I was never afraid of flying prior to becoming a mom. I loved exploring new places! I craved adventure! My old passport is full of stamps, (New Zealand, England, Mexico, Costa Rica) so why does the thought of travel now cause a pit in my stomach!?
Upon meeting the love of my life and now husband I learned that he was deathly afraid of flying. He hid this fact until we were taxying down the runway en route to California, out first big trip as a couple! Trying to calm someone’s anxieties during a turbulent six hour flight certainly breaks in a new relationship!
Four years later we packed up our car and drove to our honeymoon in Florida. I flew back on my own because marriage is all about compromise! Over the years, we’ve logged more miles in our car than stamps in our passports. He promises to one day board an airplane for the sake of our twins. In the meantime, I am perfectly happy to stay close to home, with him by my side. You see, I have become a bit of a homebody myself! Now, given the choice of going out versus cuddling up at home with my crew I’ll pick the later every time!
My new found fear of flying is very different than my husband’s. I am okay with being in a metal box, thousands of feet up in the air. I have the ability to trust the pilot. What I have developed, however, is a real anxiety over being away from my family! As a working mom I am used to putting in long hours on the job.
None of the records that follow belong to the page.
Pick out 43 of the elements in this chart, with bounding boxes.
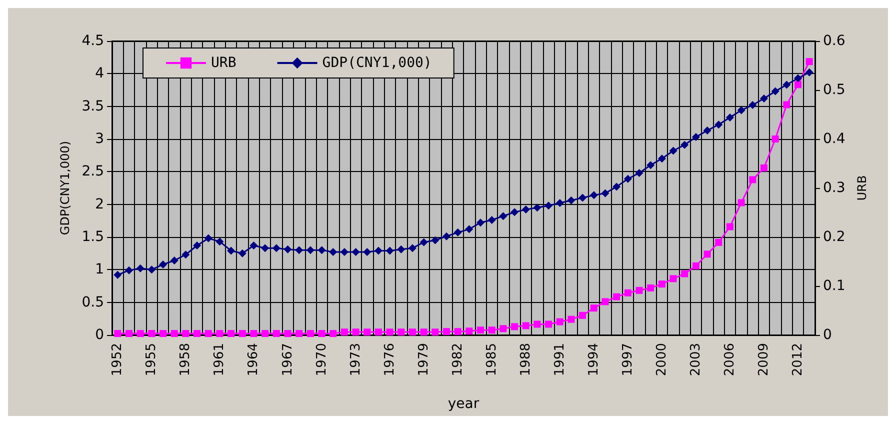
y2-tick-label: 0.1 xyxy=(823,278,846,294)
y-tick-label: 1.5 xyxy=(82,229,104,245)
x-tick-label: 1973 xyxy=(348,343,364,376)
y-tick-label: 3 xyxy=(95,131,104,147)
x-tick-label: 1970 xyxy=(314,343,330,376)
y2-tick-label: 0.6 xyxy=(823,33,846,49)
y-tick-label: 2.5 xyxy=(82,164,104,180)
x-tick-label: 1976 xyxy=(382,343,398,376)
x-axis-title: year xyxy=(448,396,480,412)
x-tick-label: 1988 xyxy=(518,343,534,376)
x-tick-label: 1994 xyxy=(586,343,602,376)
y2-tick-label: 0.2 xyxy=(823,229,846,245)
x-tick-label: 1982 xyxy=(450,343,466,376)
x-tick-label: 2000 xyxy=(654,343,670,376)
y-tick-label: 3.5 xyxy=(82,98,104,114)
y2-tick-label: 0 xyxy=(823,327,832,343)
x-tick-label: 2003 xyxy=(688,343,704,376)
y-tick-label: 4 xyxy=(95,66,104,82)
x-tick-label: 2009 xyxy=(756,343,772,376)
x-tick-label: 1985 xyxy=(484,343,500,376)
x-tick-label: 2012 xyxy=(790,343,806,376)
x-tick-label: 1967 xyxy=(280,343,296,376)
x-tick-label: 1955 xyxy=(144,343,160,376)
x-tick-label: 1964 xyxy=(246,343,262,376)
y2-tick-label: 0.3 xyxy=(823,180,846,196)
x-tick-label: 1997 xyxy=(620,343,636,376)
y2-tick-label: 0.5 xyxy=(823,82,846,98)
y2-axis-title: URB xyxy=(855,175,870,201)
x-tick-label: 1979 xyxy=(416,343,432,376)
y2-tick-label: 0.4 xyxy=(823,131,846,147)
y-tick-label: 2 xyxy=(95,196,104,212)
legend-label: URB xyxy=(211,55,236,71)
x-tick-label: 1991 xyxy=(552,343,568,376)
y-tick-label: 0 xyxy=(95,327,104,343)
y-axis-title: GDP(CNY1,000) xyxy=(58,140,72,236)
x-tick-label: 1961 xyxy=(212,343,228,376)
x-tick-label: 1958 xyxy=(178,343,194,376)
x-tick-label: 1952 xyxy=(110,343,126,376)
legend-label: GDP(CNY1,000) xyxy=(322,55,432,71)
y-tick-label: 0.5 xyxy=(82,294,104,310)
y-tick-label: 1 xyxy=(95,262,104,278)
y-tick-label: 4.5 xyxy=(82,33,104,49)
x-tick-label: 2006 xyxy=(722,343,738,376)
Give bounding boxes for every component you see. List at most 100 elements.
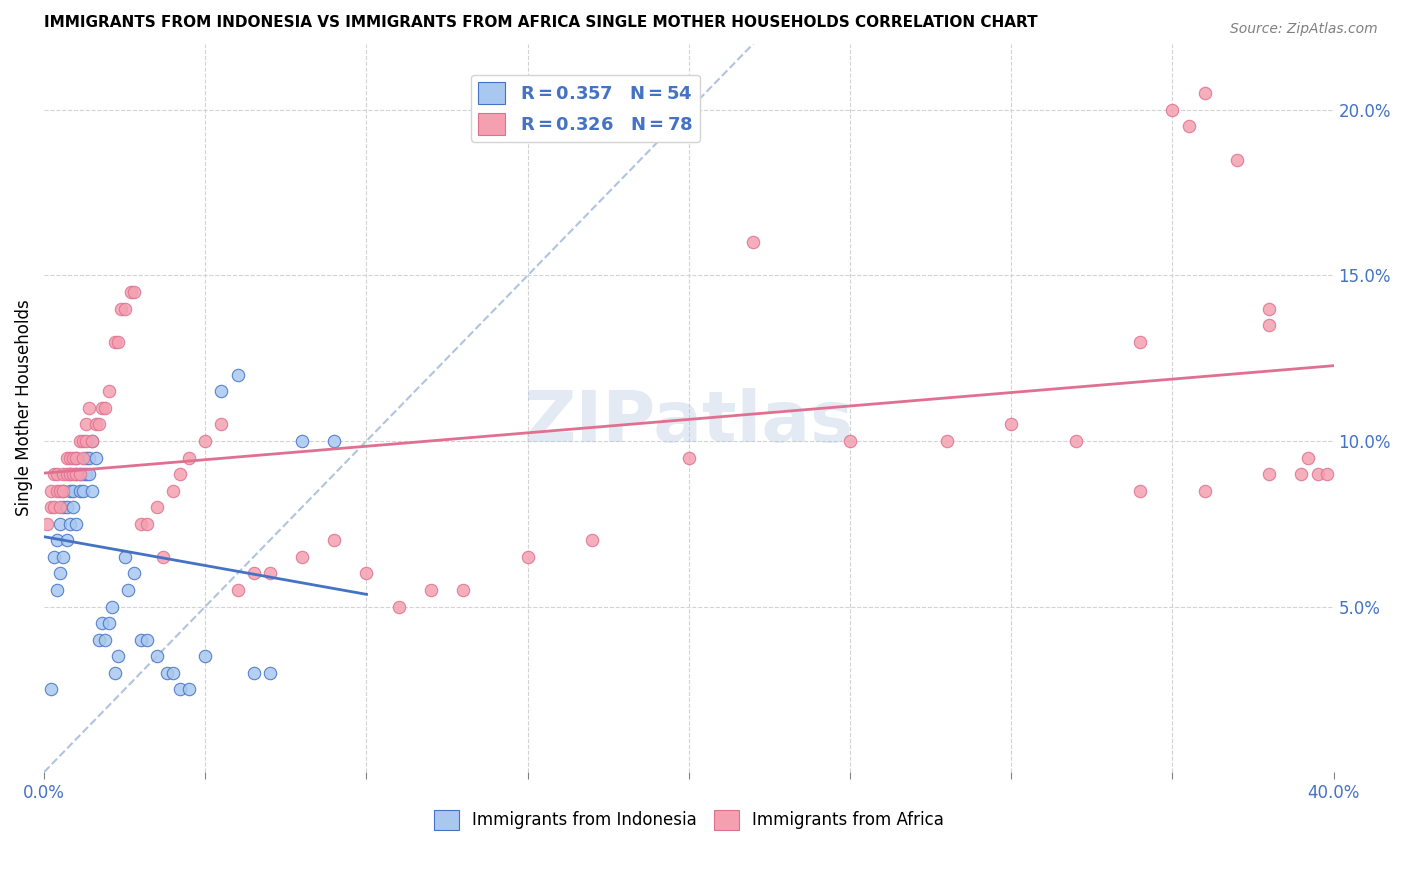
Point (1194, 483, 1216, 498)
Point (129, 632, 152, 647)
Point (120, 285, 142, 299)
Text: Source: ZipAtlas.com: Source: ZipAtlas.com (1230, 22, 1378, 37)
Point (77, 450, 100, 465)
Point (49, 483, 72, 498)
Point (39, 682, 62, 697)
Point (75, 467, 97, 481)
Point (1000, 417, 1022, 432)
Point (1296, 450, 1319, 465)
Point (226, 582, 249, 597)
Point (94, 632, 117, 647)
Point (1258, 301, 1281, 316)
Point (209, 417, 232, 432)
Point (75, 450, 97, 465)
Point (242, 566, 264, 581)
Point (75, 417, 97, 432)
Point (69, 467, 91, 481)
Point (77, 401, 100, 415)
Point (356, 566, 378, 581)
Point (179, 682, 201, 697)
Point (87, 417, 110, 432)
Point (104, 665, 127, 680)
Point (291, 434, 314, 448)
Point (1194, 87, 1216, 101)
Point (46, 533, 69, 548)
Point (516, 549, 538, 564)
Point (742, 235, 765, 250)
Point (1258, 467, 1281, 481)
Point (107, 649, 129, 664)
Point (117, 582, 139, 597)
Point (1177, 120, 1199, 134)
Point (101, 599, 124, 614)
Point (1226, 153, 1249, 167)
Point (1291, 467, 1313, 481)
Point (69, 467, 91, 481)
Text: ZIPatlas: ZIPatlas (524, 388, 853, 457)
Point (451, 582, 474, 597)
Point (72, 483, 94, 498)
Point (82, 434, 104, 448)
Point (65, 467, 87, 481)
Point (124, 285, 146, 299)
Point (37, 516, 59, 531)
Point (259, 665, 281, 680)
Point (1129, 483, 1152, 498)
Point (75, 434, 97, 448)
Point (91, 615, 114, 630)
Point (52, 483, 75, 498)
Point (65, 450, 87, 465)
Point (55, 500, 77, 515)
Point (162, 665, 184, 680)
Point (52, 549, 75, 564)
Point (55, 467, 77, 481)
Point (291, 549, 314, 564)
Point (124, 566, 146, 581)
Point (209, 384, 232, 399)
Point (52, 500, 75, 515)
Point (323, 533, 346, 548)
Point (82, 434, 104, 448)
Point (59, 516, 82, 531)
Point (59, 467, 82, 481)
Point (226, 368, 249, 382)
Point (839, 434, 862, 448)
Point (94, 401, 117, 415)
Point (97, 615, 120, 630)
Point (146, 500, 169, 515)
Point (55, 533, 77, 548)
Point (39, 483, 62, 498)
Point (136, 516, 159, 531)
Point (1161, 103, 1184, 117)
Point (104, 334, 127, 349)
Point (52, 483, 75, 498)
Point (136, 632, 159, 647)
Point (1316, 467, 1339, 481)
Point (77, 467, 100, 481)
Point (129, 516, 152, 531)
Point (42, 549, 65, 564)
Point (62, 483, 84, 498)
Point (678, 450, 700, 465)
Point (156, 665, 179, 680)
Point (52, 467, 75, 481)
Point (72, 450, 94, 465)
Point (581, 533, 603, 548)
Point (107, 334, 129, 349)
Point (49, 566, 72, 581)
Point (87, 632, 110, 647)
Point (169, 467, 191, 481)
Point (49, 500, 72, 515)
Point (1306, 467, 1329, 481)
Point (69, 434, 91, 448)
Point (82, 483, 104, 498)
Point (1258, 318, 1281, 332)
Point (62, 450, 84, 465)
Point (59, 483, 82, 498)
Point (39, 500, 62, 515)
Point (46, 467, 69, 481)
Point (114, 301, 136, 316)
Point (388, 599, 411, 614)
Point (84, 450, 107, 465)
Point (152, 549, 174, 564)
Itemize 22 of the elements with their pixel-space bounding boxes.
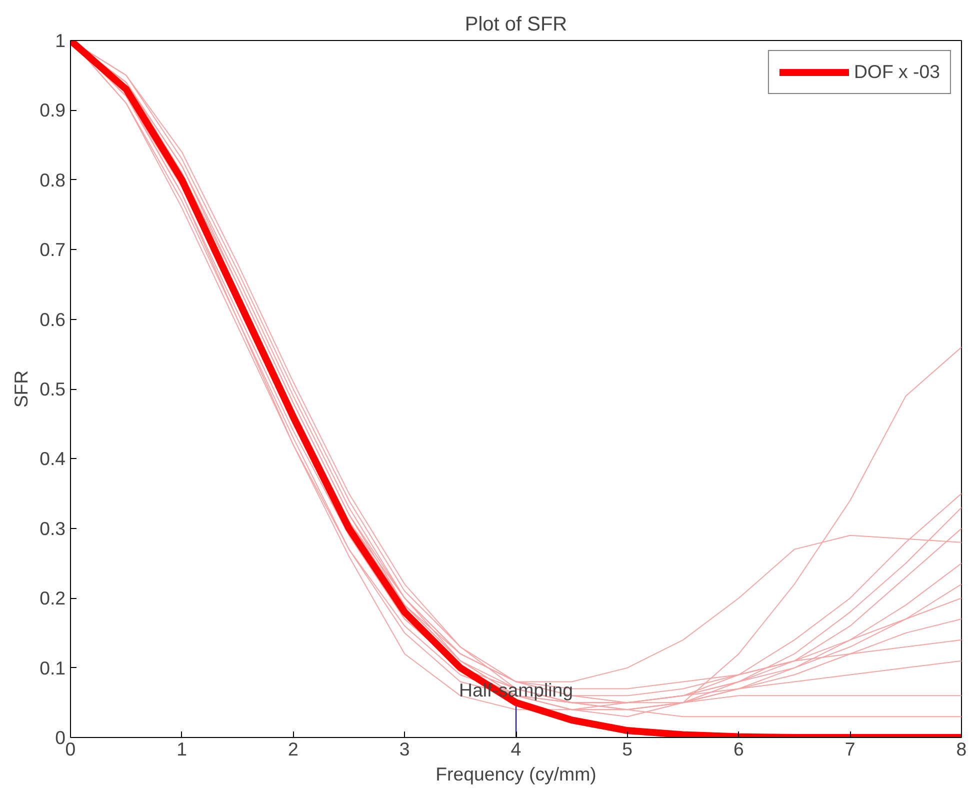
x-tick-label: 8 (956, 738, 967, 760)
y-tick-label: 0.9 (40, 100, 66, 121)
x-tick-label: 1 (176, 738, 188, 760)
x-tick-label: 7 (844, 738, 856, 760)
x-tick-label: 4 (510, 738, 522, 760)
x-axis-title: Frequency (cy/mm) (436, 764, 596, 784)
y-tick-label: 0.4 (40, 448, 66, 470)
y-tick-label: 1 (55, 30, 66, 51)
x-tick-label: 2 (288, 738, 298, 760)
y-tick-label: 0.8 (40, 169, 66, 190)
x-tick-label: 3 (399, 738, 410, 760)
x-tick-label: 5 (622, 738, 633, 760)
y-tick-label: 0.7 (40, 239, 66, 260)
y-axis-title: SFR (10, 370, 32, 408)
y-tick-label: 0.3 (40, 518, 66, 539)
y-tick-label: 0.5 (40, 378, 66, 400)
chart-title: Plot of SFR (464, 14, 568, 36)
y-tick-label: 0.6 (40, 308, 66, 330)
legend-label: DOF x -03 (854, 61, 940, 83)
y-tick-label: 0.2 (40, 588, 66, 609)
y-tick-label: 0.1 (40, 657, 66, 678)
x-tick-label: 6 (734, 738, 744, 760)
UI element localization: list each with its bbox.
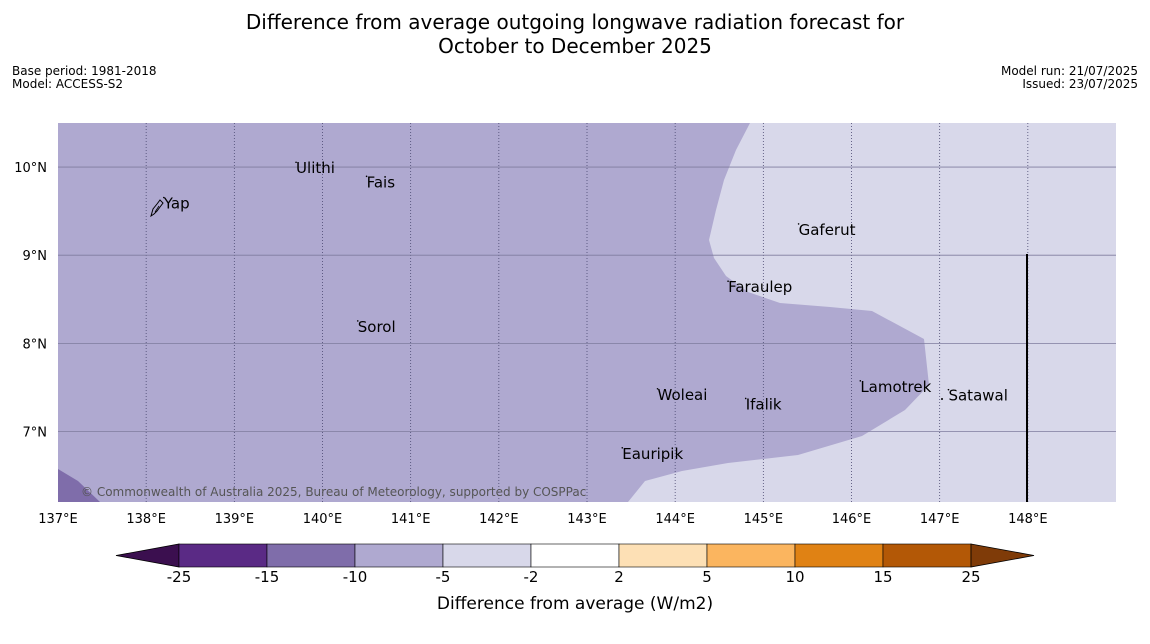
colorbar-segment (178, 543, 268, 568)
colorbar-tick-label: -25 (166, 568, 192, 586)
island-marker (941, 398, 943, 400)
longitude-tick-label: 138°E (126, 512, 166, 527)
place-label-lamotrek: Lamotrek (860, 378, 931, 396)
latitude-tick-label: 10°N (14, 161, 47, 176)
place-label-faraulep: Faraulep (728, 278, 792, 296)
colorbar-segment (794, 543, 884, 568)
island-marker (744, 397, 747, 400)
place-label-yap: Yap (163, 194, 190, 212)
model-run-text: Model run: 21/07/2025 (1000, 64, 1138, 78)
island-marker (163, 196, 165, 199)
colorbar-tick-label: -15 (254, 568, 280, 586)
longitude-tick-label: 137°E (38, 512, 78, 527)
place-label-sorol: Sorol (358, 318, 396, 336)
island-marker (859, 380, 862, 382)
model-text: Model: ACCESS-S2 (12, 77, 124, 91)
island-marker (295, 161, 297, 164)
issued-text: Issued: 23/07/2025 (1022, 77, 1138, 91)
colorbar-segment (530, 543, 620, 568)
longitude-tick-label: 140°E (303, 512, 343, 527)
colorbar-tick-label: 2 (614, 568, 624, 586)
place-label-ifalik: Ifalik (746, 395, 782, 413)
longitude-tick-label: 141°E (391, 512, 431, 527)
island-marker (365, 175, 368, 178)
longitude-tick-label: 142°E (479, 512, 519, 527)
place-label-woleai: Woleai (658, 386, 708, 404)
colorbar-tick-label: 15 (873, 568, 893, 586)
latitude-tick-label: 7°N (23, 425, 48, 440)
island-marker (656, 387, 659, 390)
colorbar-segment (618, 543, 708, 568)
copyright-text: © Commonwealth of Australia 2025, Bureau… (81, 485, 586, 499)
title-line-2: October to December 2025 (438, 34, 712, 58)
colorbar-segment (442, 543, 532, 568)
place-label-eauripik: Eauripik (622, 445, 683, 463)
longitude-tick-label: 145°E (744, 512, 784, 527)
colorbar-tick-label: 25 (961, 568, 981, 586)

Luckily, my office is only a twenty minute drive from our home. I’ve recently taken on a new client who requires travel to the Midwest. The first time I walked out the door with my rolling suitcase I felt like someone was punching me in the gut. My anxiety makes me feel like I am missing a part of my own body. If anything were to happen at home I’d be unable to return at a moments notice! Not to mention, so many crucial moments are missed when I’m away from home overnight! Who is going to do my daughters hair before school? Who is going to get my son “cozy” in his crib at bedtime. Who is going to kiss them both goodnight? It’s not me and that kills me.
In this era of constant communication I can FaceTime with my family at any time. This should help ease my mind. Why is it then that seeing my kids happily eating their meal with Grandma or playing with Daddy only adds to the pit in my stomach!? They are well taken care of and having fun. They don’t need me at home. They don’t feel the same pain of separation that I feel.
I know that my monthly trips across the country are nothing compared to the travel that some working parents have to endure. This is new to me…both being a parent and also traveling for work. I am still learning how to make it through these trips and their accompanying sense of dread. Hopefully it gets easier, and if it doesn’t it may be time to dust off my resume!